Amerikan Başkanı Donald Trump da kral hazretlerini görmek için geldiği bölgemizde onunla kılıç dansı yaparak bütün dünyayı şaşırtmıştı.

 

 

Tarihi anlaşmalar yapılmış, ABD Suudiler’i korumak, onlar da silah alma ve yatırım sözü vermiş, hemen imzalar da atılmıştı.

Bu sene Mart ayında da ABD Dışişleri Bakanlığı, Suudi Arabistan'a üç kalemde toplam 1 milyar 76 milyon 800 bin dolarlık silah satışını onaylamıştı.

Ayrıca Trump, Suudi Arabistan'ın sipariş ettiği 13 milyar dolar  değerinde Bölge Yüksek İrtifa Hava Savunma Sistemi (THAAD), 3,8 milyar dolarlık  C-130 taktik nakliye uçağı, 1,2 milyar dolarlık tank ve 1,4 milyarlık P8  Poseidon askeri uçağı için de çalışmalara başladıklarını ve en kısa süre içinde  bu silahları teslim edeceklerini dile getirmişti.

 

The Washington Post ayrılıktan söz ediyor ama yukarıdaki satırları okudunuz, bu iş o kadar kolay değil. Belki yeni silah siparişi alınır, “Bir daha böyle saçmalık yapmayın” diye olay kapatılabilir.

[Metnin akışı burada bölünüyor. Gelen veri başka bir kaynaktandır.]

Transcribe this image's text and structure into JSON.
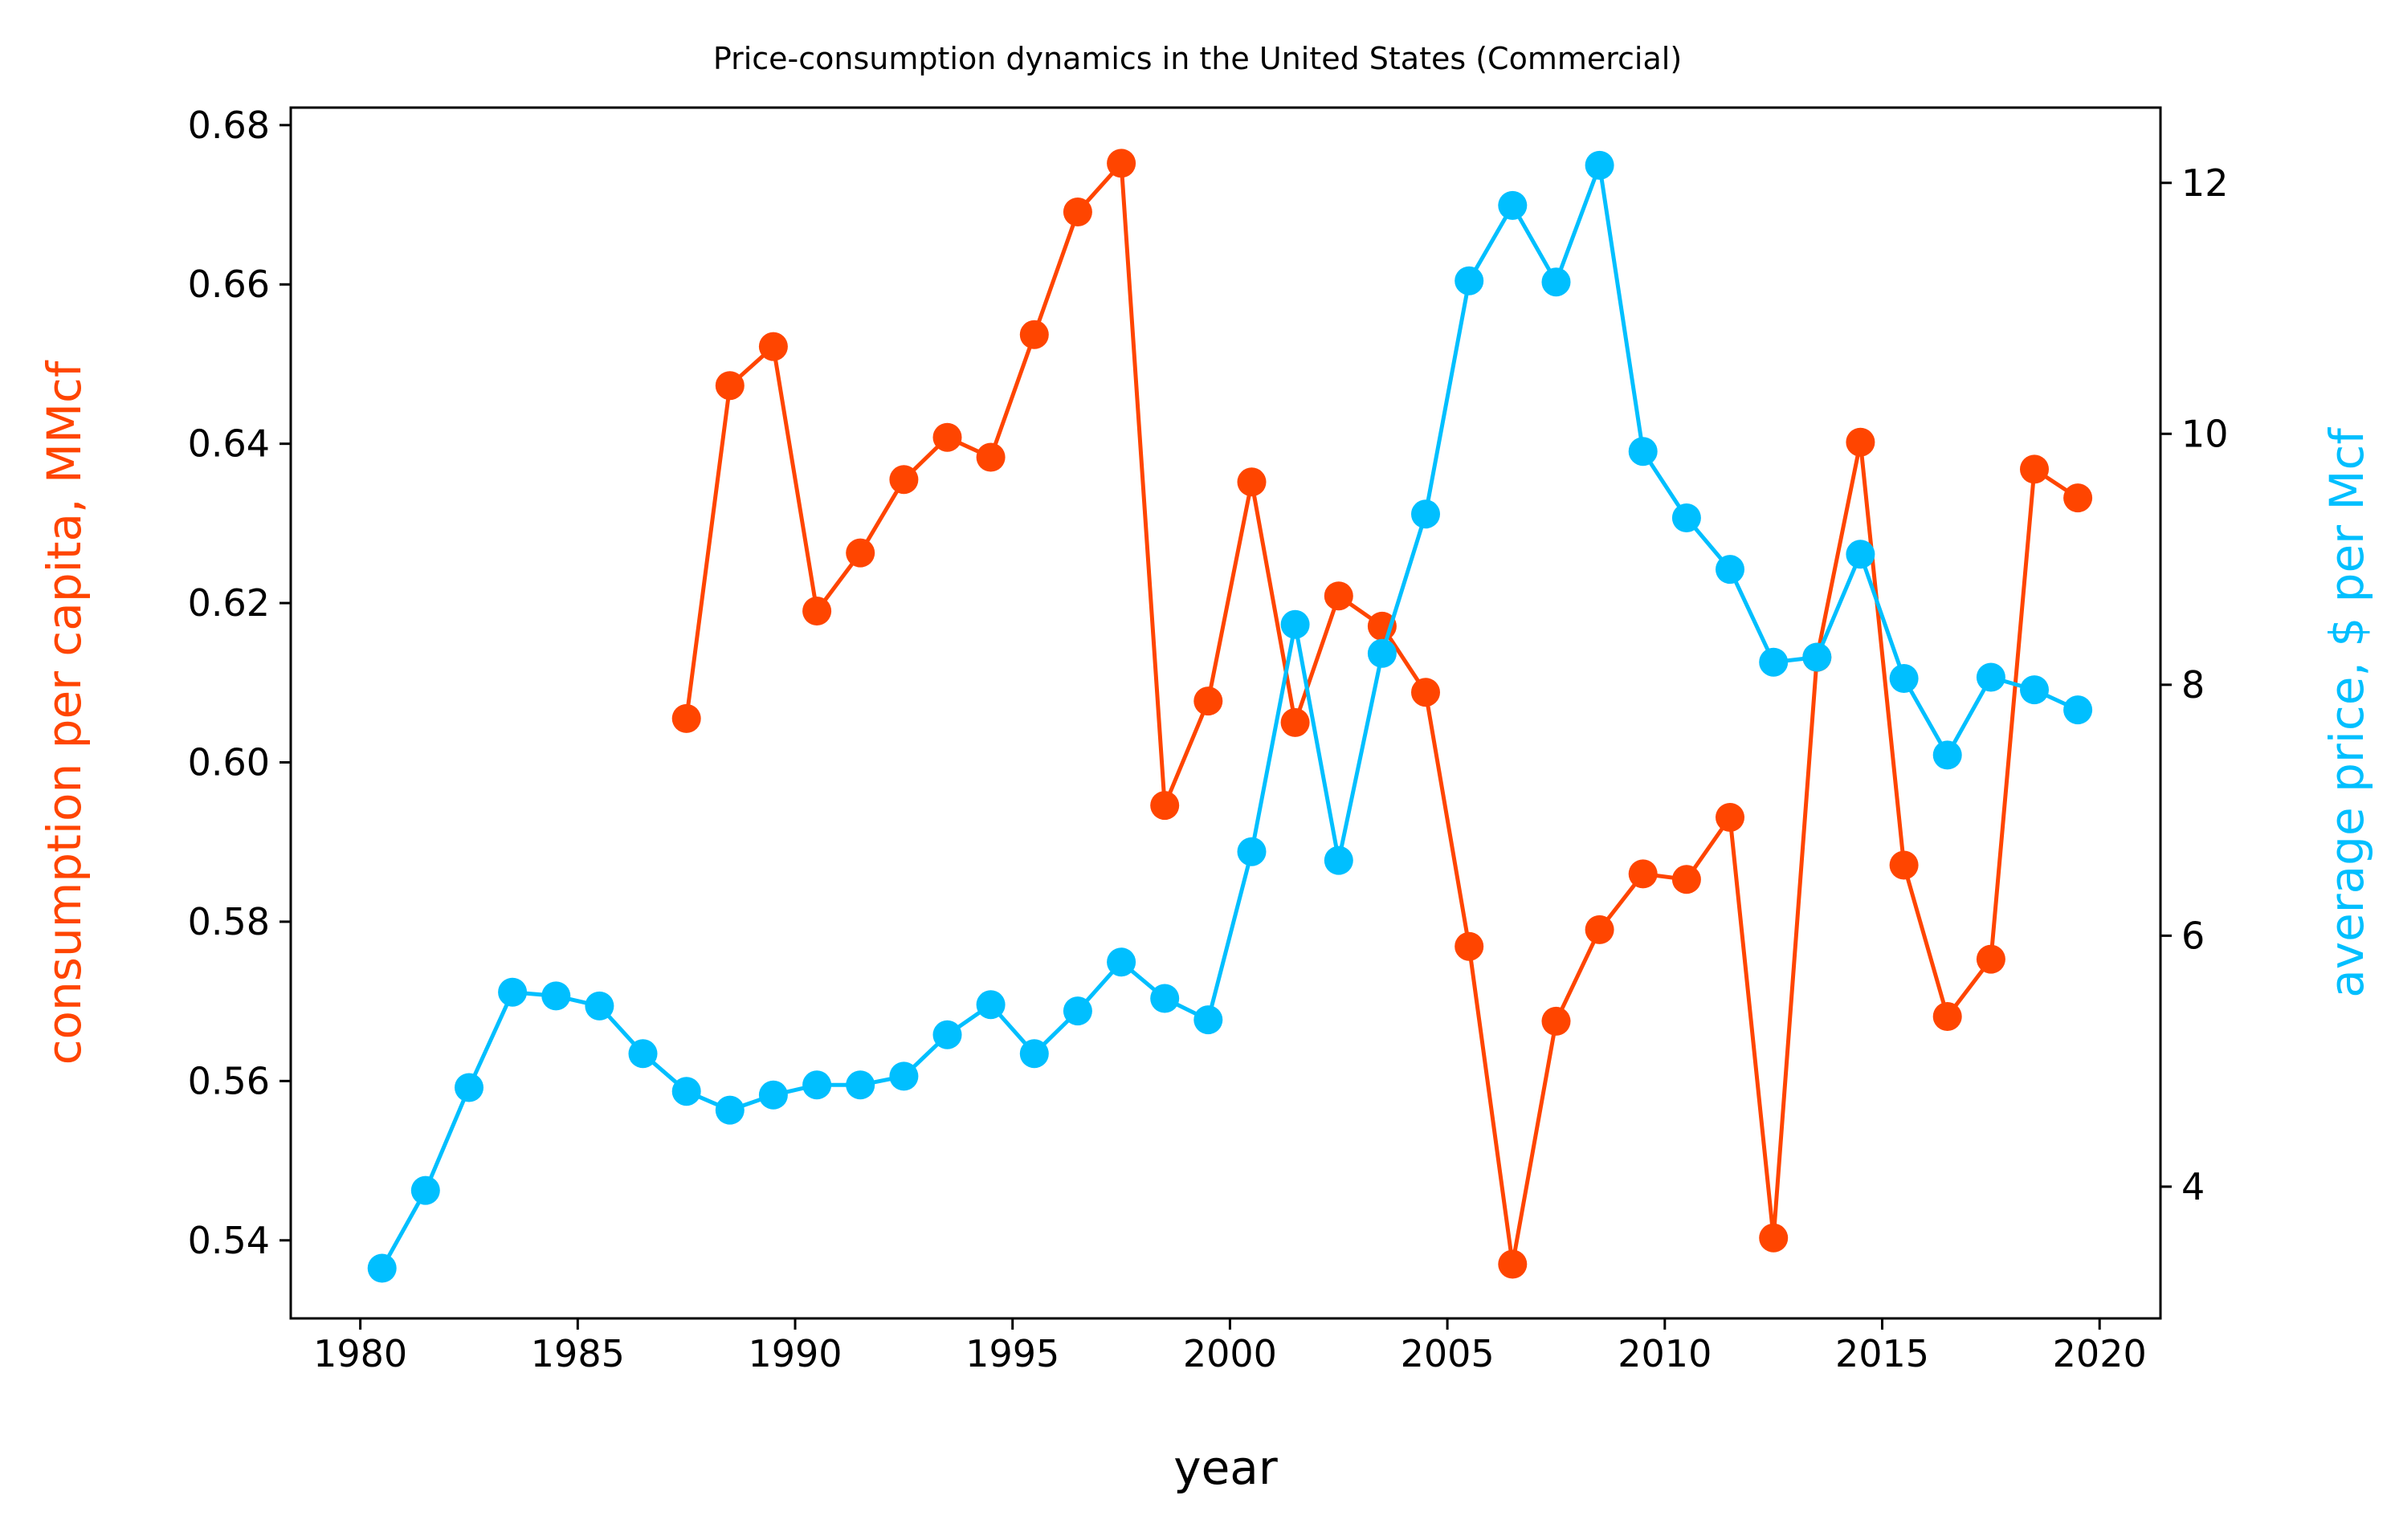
{
  "chart_data": {
    "type": "line",
    "title": "Price-consumption dynamics in the United States (Commercial)",
    "xlabel": "year",
    "ylabel_left": "consumption per capita, MMcf",
    "ylabel_right": "average price, $ per Mcf",
    "xlim": [
      1978.4,
      2021.4
    ],
    "ylim_left": [
      0.5302,
      0.6822
    ],
    "ylim_right": [
      2.95,
      12.6
    ],
    "x_ticks": [
      1980,
      1985,
      1990,
      1995,
      2000,
      2005,
      2010,
      2015,
      2020
    ],
    "y_left_ticks": [
      0.54,
      0.56,
      0.58,
      0.6,
      0.62,
      0.64,
      0.66,
      0.68
    ],
    "y_right_ticks": [
      4,
      6,
      8,
      10,
      12
    ],
    "grid": false,
    "series": [
      {
        "axis": "left",
        "color": "#ff4500",
        "x": [
          1987.5,
          1988.5,
          1989.5,
          1990.5,
          1991.5,
          1992.5,
          1993.5,
          1994.5,
          1995.5,
          1996.5,
          1997.5,
          1998.5,
          1999.5,
          2000.5,
          2001.5,
          2002.5,
          2003.5,
          2004.5,
          2005.5,
          2006.5,
          2007.5,
          2008.5,
          2009.5,
          2010.5,
          2011.5,
          2012.5,
          2013.5,
          2014.5,
          2015.5,
          2016.5,
          2017.5,
          2018.5,
          2019.5
        ],
        "values": [
          0.6055,
          0.6473,
          0.6522,
          0.619,
          0.6263,
          0.6355,
          0.6408,
          0.6383,
          0.6537,
          0.6691,
          0.6752,
          0.5946,
          0.6077,
          0.6352,
          0.605,
          0.6209,
          0.6171,
          0.6088,
          0.5769,
          0.537,
          0.5675,
          0.579,
          0.586,
          0.5853,
          0.5931,
          0.5403,
          0.6132,
          0.6402,
          0.5871,
          0.5681,
          0.5753,
          0.6368,
          0.6332
        ]
      },
      {
        "axis": "right",
        "color": "#00bfff",
        "x": [
          1980.5,
          1981.5,
          1982.5,
          1983.5,
          1984.5,
          1985.5,
          1986.5,
          1987.5,
          1988.5,
          1989.5,
          1990.5,
          1991.5,
          1992.5,
          1993.5,
          1994.5,
          1995.5,
          1996.5,
          1997.5,
          1998.5,
          1999.5,
          2000.5,
          2001.5,
          2002.5,
          2003.5,
          2004.5,
          2005.5,
          2006.5,
          2007.5,
          2008.5,
          2009.5,
          2010.5,
          2011.5,
          2012.5,
          2013.5,
          2014.5,
          2015.5,
          2016.5,
          2017.5,
          2018.5,
          2019.5
        ],
        "values": [
          3.35,
          3.97,
          4.79,
          5.55,
          5.52,
          5.44,
          5.06,
          4.76,
          4.61,
          4.73,
          4.81,
          4.81,
          4.88,
          5.21,
          5.45,
          5.06,
          5.4,
          5.79,
          5.5,
          5.33,
          6.67,
          8.48,
          6.6,
          8.25,
          9.36,
          11.22,
          11.82,
          11.21,
          12.14,
          9.86,
          9.33,
          8.92,
          8.18,
          8.22,
          9.04,
          8.05,
          7.44,
          8.06,
          7.96,
          7.8
        ]
      }
    ]
  }
}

Ama benim kanaatim, bu işin kolay kapanmayacağı. Çünkü dünyanın çok büyük tepkisini aldılar. Ayrıca henüz dünyanın en güçlü adamı Putin konuşmadı.

En önemlisi Cumhurbaşkanı Erdoğan bu işi çok yakın takip ettiğini, sonucu bütün dünyaya kendisinin duyuracağını söylemişti.

Sonuç olarak, Erdoğan’ın eline büyük bir koz geçti. Ama olay çok karışık.

Amerikan medyası kararlı: İlişkiler eskisi gibi olamaz!